Veal osso buco with orange























This recipe is perfect to make when tasty oranges have appeared in our shops. It is slow-food at its best. After two hours in the oven the veal is tender, and meanwhile you have a chance to do something else! The dish is so tasty that we do not add any salt in it. If you wish you can add a pinch of salt at the table.

2 servings

2 veal osso buco, veal shanks with bone, about 200 g each
2 oranges
1 shallot, chopped
1 clove garlic, minced
1 tbsp rapeseed oil
1 tbsp lavender or other runny honey
1 bouquet garni, thyme sprigs and a bay leaf tied together
Freshly ground black pepper
50 ml white wine

Wash and dry one orange. Grate the zest and set aside for decoration. Cover with film. Then peel the orange, divide into sections and remove the tough membranes surrounding the sections. Set aside on a plate, cover with film and place in the fridge.

In a heavy casserole, cocotte, warm the rapeseed oil over medium heat and fry the osso buco until golden brown on both sides. Add the shallot and garlic in the casserole. Spread the honey over the osso buco.

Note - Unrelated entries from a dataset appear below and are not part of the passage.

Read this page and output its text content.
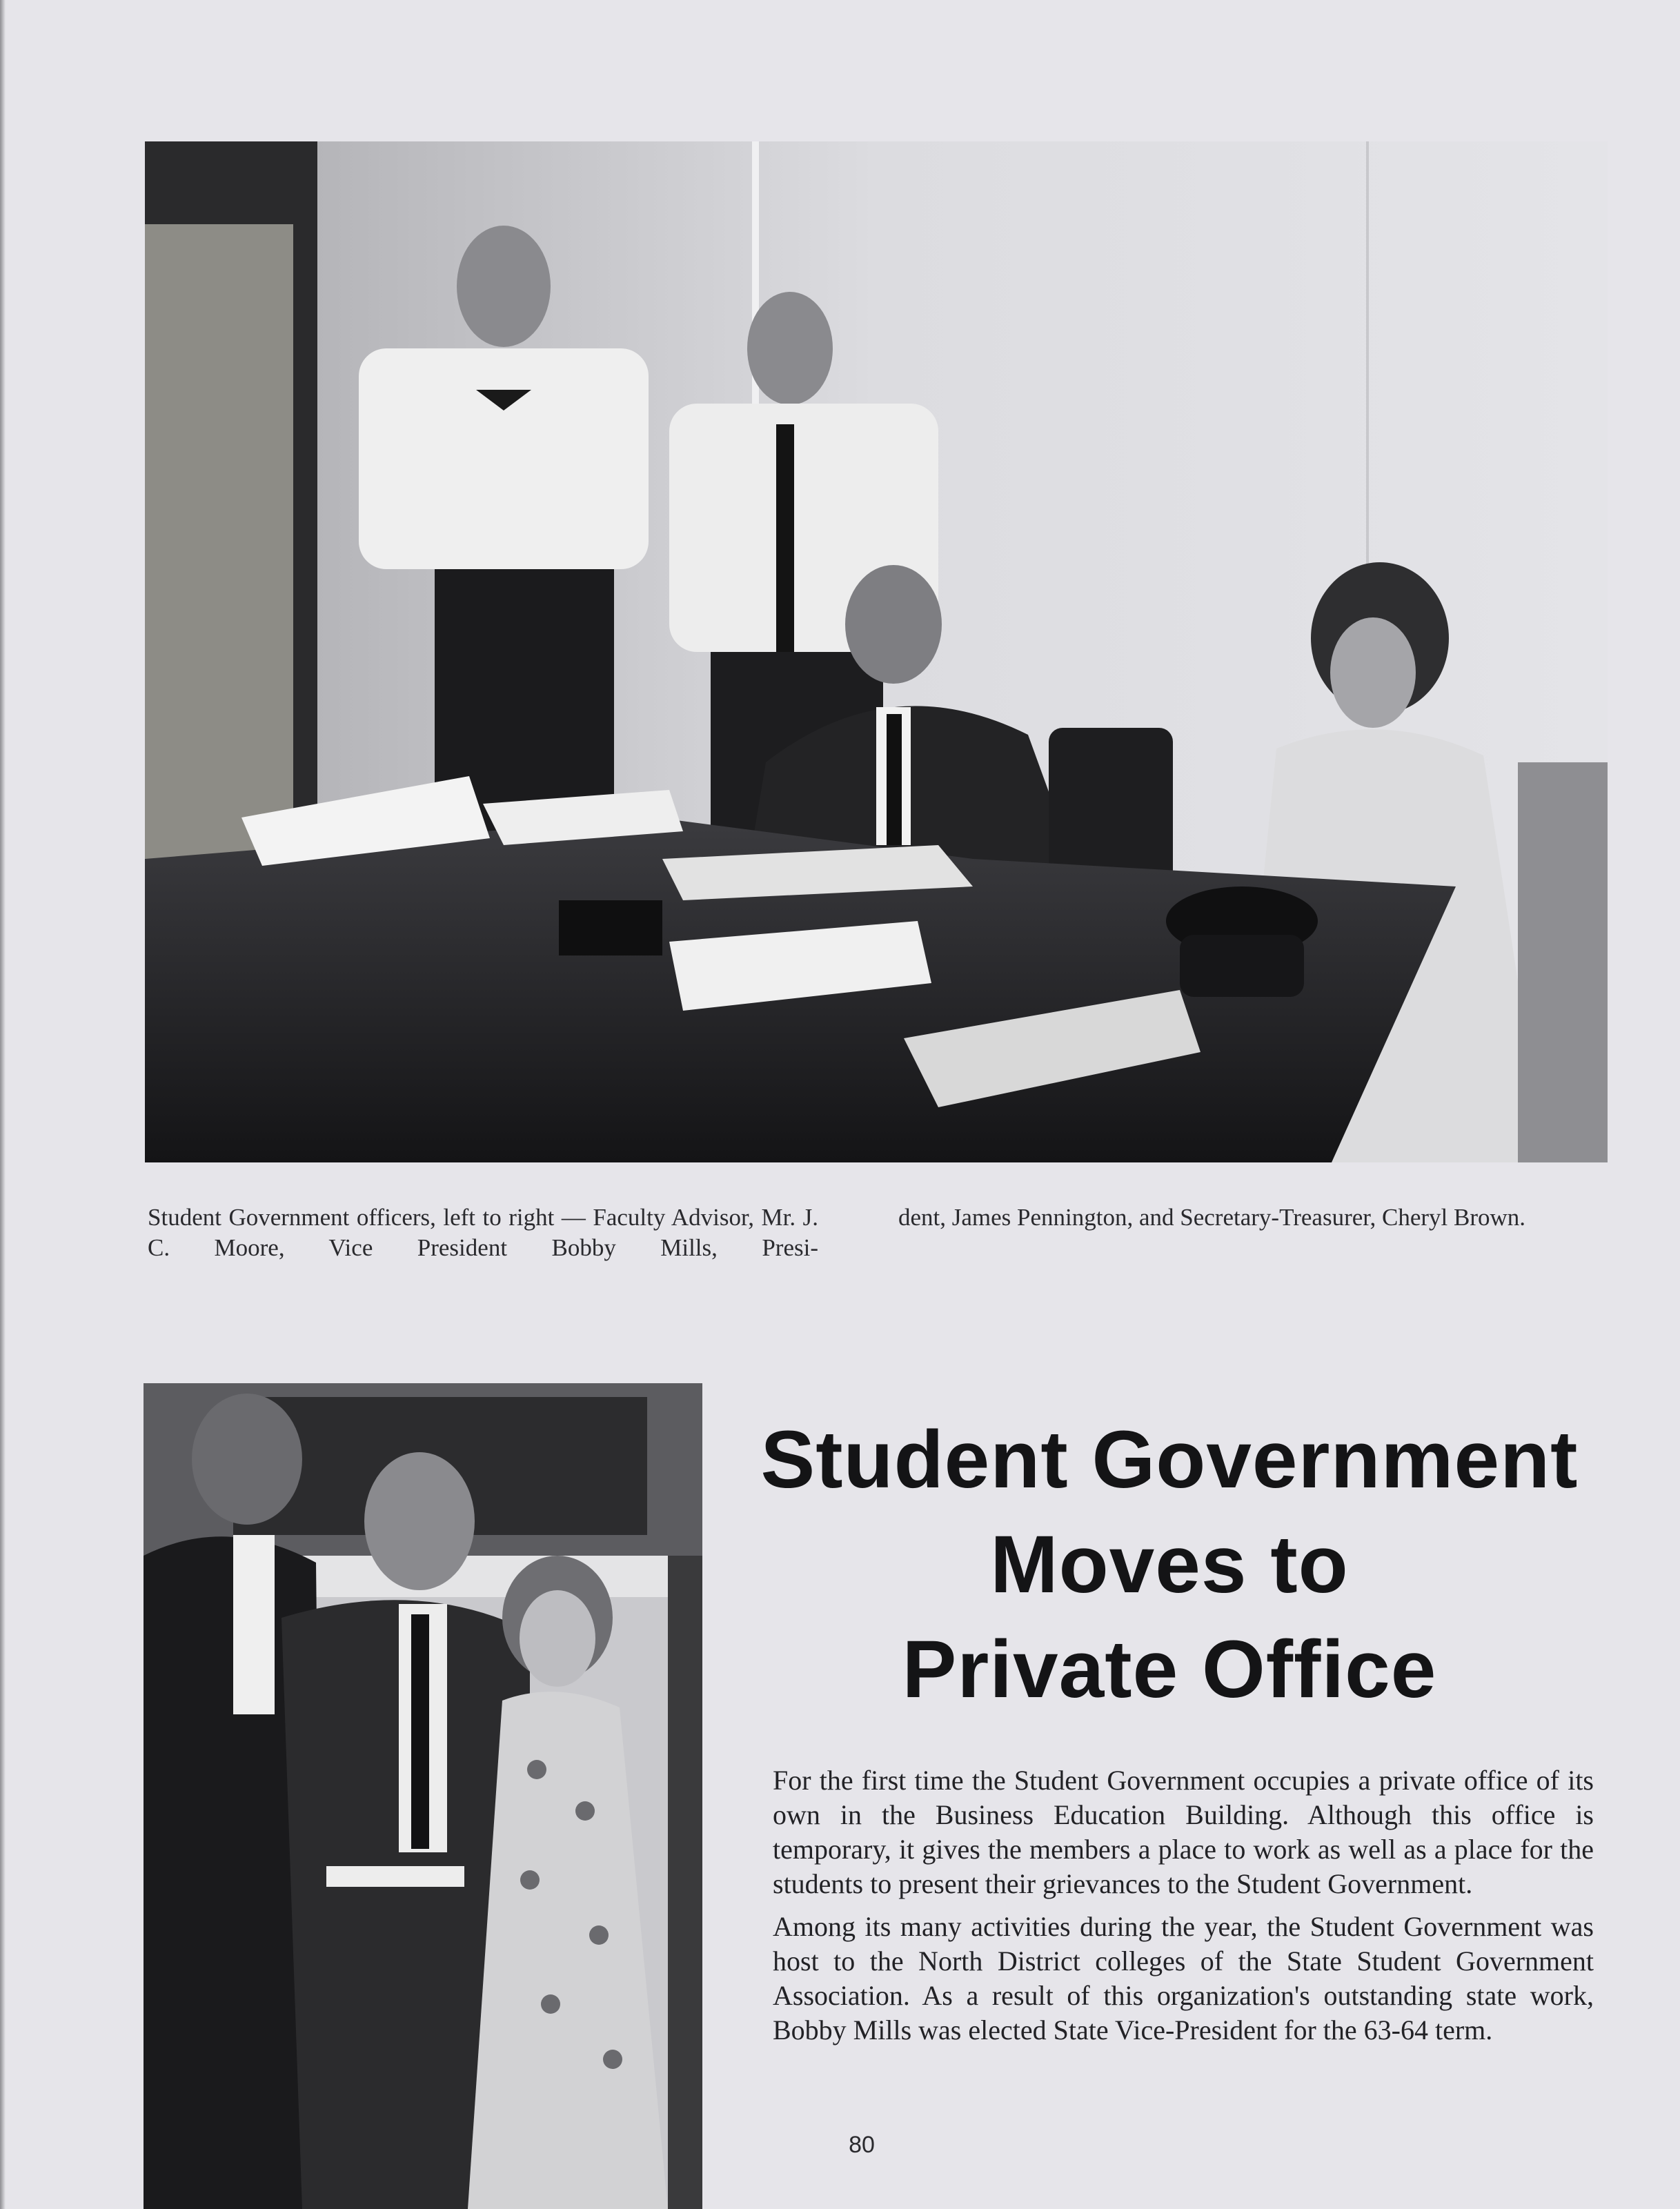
Student Government officers, left to right — Faculty Advisor, Mr. J. C. Moore, Vice President Bobby Mills, Presi-

dent, James Pennington, and Secretary-Treasurer, Cheryl Brown.

Student Government
Moves to
Private Office

For the first time the Student Government occupies a private office of its own in the Business Education Building. Although this office is temporary, it gives the members a place to work as well as a place for the students to present their grievances to the Student Government.

Among its many activities during the year, the Student Government was host to the North District colleges of the State Student Government Association. As a result of this organization's outstanding state work, Bobby Mills was elected State Vice-President for the 63-64 term.

80
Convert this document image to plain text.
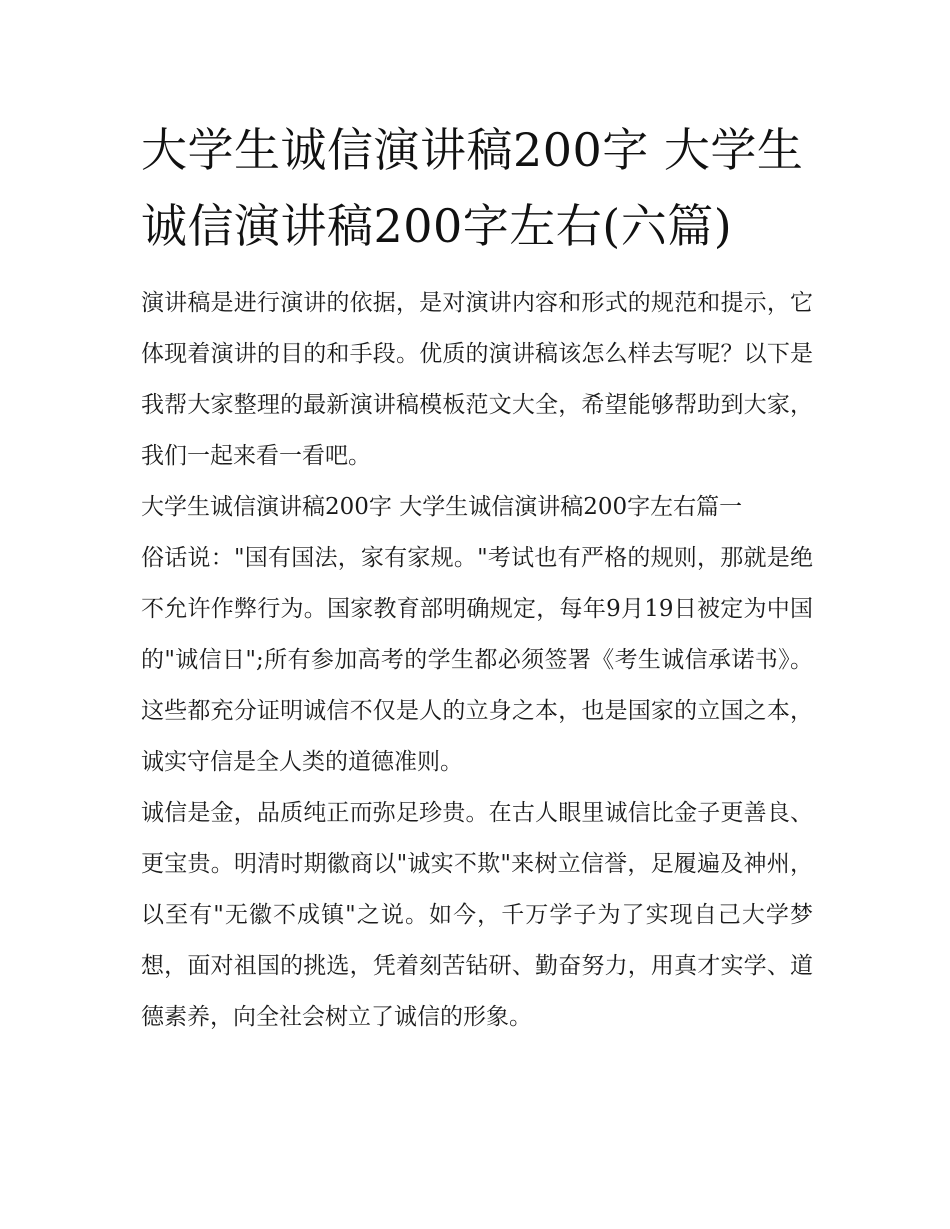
大学生诚信演讲稿200字 大学生诚信演讲稿200字左右(六篇)

演讲稿是进行演讲的依据，是对演讲内容和形式的规范和提示，它体现着演讲的目的和手段。优质的演讲稿该怎么样去写呢？以下是我帮大家整理的最新演讲稿模板范文大全，希望能够帮助到大家，我们一起来看一看吧。

大学生诚信演讲稿200字 大学生诚信演讲稿200字左右篇一

俗话说："国有国法，家有家规。"考试也有严格的规则，那就是绝不允许作弊行为。国家教育部明确规定，每年9月19日被定为中国的"诚信日";所有参加高考的学生都必须签署《考生诚信承诺书》。这些都充分证明诚信不仅是人的立身之本，也是国家的立国之本，诚实守信是全人类的道德准则。

诚信是金，品质纯正而弥足珍贵。在古人眼里诚信比金子更善良、更宝贵。明清时期徽商以"诚实不欺"来树立信誉，足履遍及神州，以至有"无徽不成镇"之说。如今，千万学子为了实现自己大学梦想，面对祖国的挑选，凭着刻苦钻研、勤奋努力，用真才实学、道德素养，向全社会树立了诚信的形象。
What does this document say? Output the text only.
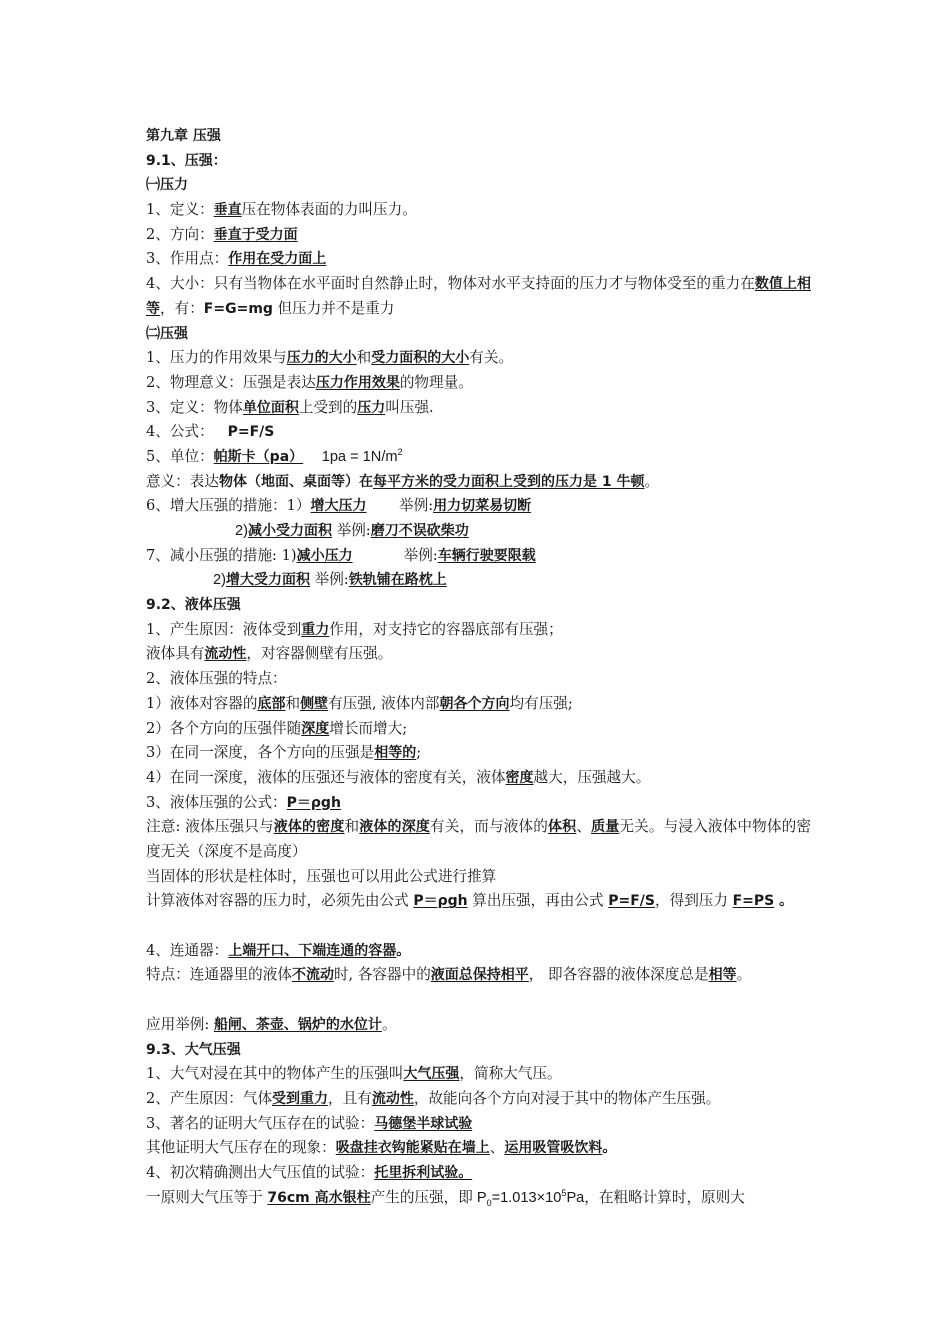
第九章 压强
9.1、压强：
㈠压力
1、定义：垂直压在物体表面的力叫压力。
2、方向：垂直于受力面
3、作用点：作用在受力面上
4、大小：只有当物体在水平面时自然静止时，物体对水平支持面的压力才与物体受至的重力在数值上相等，有：F=G=mg 但压力并不是重力
㈡压强
1、压力的作用效果与压力的大小和受力面积的大小有关。
2、物理意义：压强是表达压力作用效果的物理量。
3、定义：物体单位面积上受到的压力叫压强.
4、公式： P=F/S
5、单位：帕斯卡（pa） $1pa = 1N/m^2$
意义：表达物体（地面、桌面等）在每平方米的受力面积上受到的压力是 1 牛顿。
6、增大压强的措施：1）增大压力 举例:用力切菜易切断
2)减小受力面积 举例:磨刀不误砍柴功
7、减小压强的措施: 1)减小压力	举例:车辆行驶要限载
2)增大受力面积 举例:铁轨铺在路枕上
9.2、液体压强
1、产生原因：液体受到重力作用，对支持它的容器底部有压强；
液体具有流动性，对容器侧壁有压强。
2、液体压强的特点：
1）液体对容器的底部和侧壁有压强, 液体内部朝各个方向均有压强;
2）各个方向的压强伴随深度增长而增大;
3）在同一深度，各个方向的压强是相等的;
4）在同一深度，液体的压强还与液体的密度有关，液体密度越大，压强越大。
3、液体压强的公式：P＝ρgh
注意: 液体压强只与液体的密度和液体的深度有关，而与液体的体积、质量无关。与浸入液体中物体的密度无关（深度不是高度）
当固体的形状是柱体时，压强也可以用此公式进行推算
计算液体对容器的压力时，必须先由公式 P＝ρgh 算出压强，再由公式 P=F/S，得到压力 F=PS 。
4、连通器：上端开口、下端连通的容器。
特点：连通器里的液体不流动时, 各容器中的液面总保持相平， 即各容器的液体深度总是相等。
应用举例: 船闸、茶壶、锅炉的水位计。
9.3、大气压强
1、大气对浸在其中的物体产生的压强叫大气压强，简称大气压。
2、产生原因：气体受到重力，且有流动性，故能向各个方向对浸于其中的物体产生压强。
3、著名的证明大气压存在的试验：马德堡半球试验
其他证明大气压存在的现象：吸盘挂衣钩能紧贴在墙上、运用吸管吸饮料。
4、初次精确测出大气压值的试验：托里拆利试验。
一原则大气压等于 76cm 高水银柱产生的压强，即 $P_0=1.013\times 10^5Pa$，在粗略计算时，原则大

Preheat the oven to 150⁰C.

Press the other orange. Add the juice and bouquet garni to the casserole. Grind a few rounds of black pepper over the osso buco. Cover the casserole and place in oven for 2 hours.

When 15 minutes of the cooking time remains, add the white wine and orange sections in the casserole.

Divide the osso buco on the plates and decorate with orange zest. Serve with steamed new potatoes and Brussels sprouts.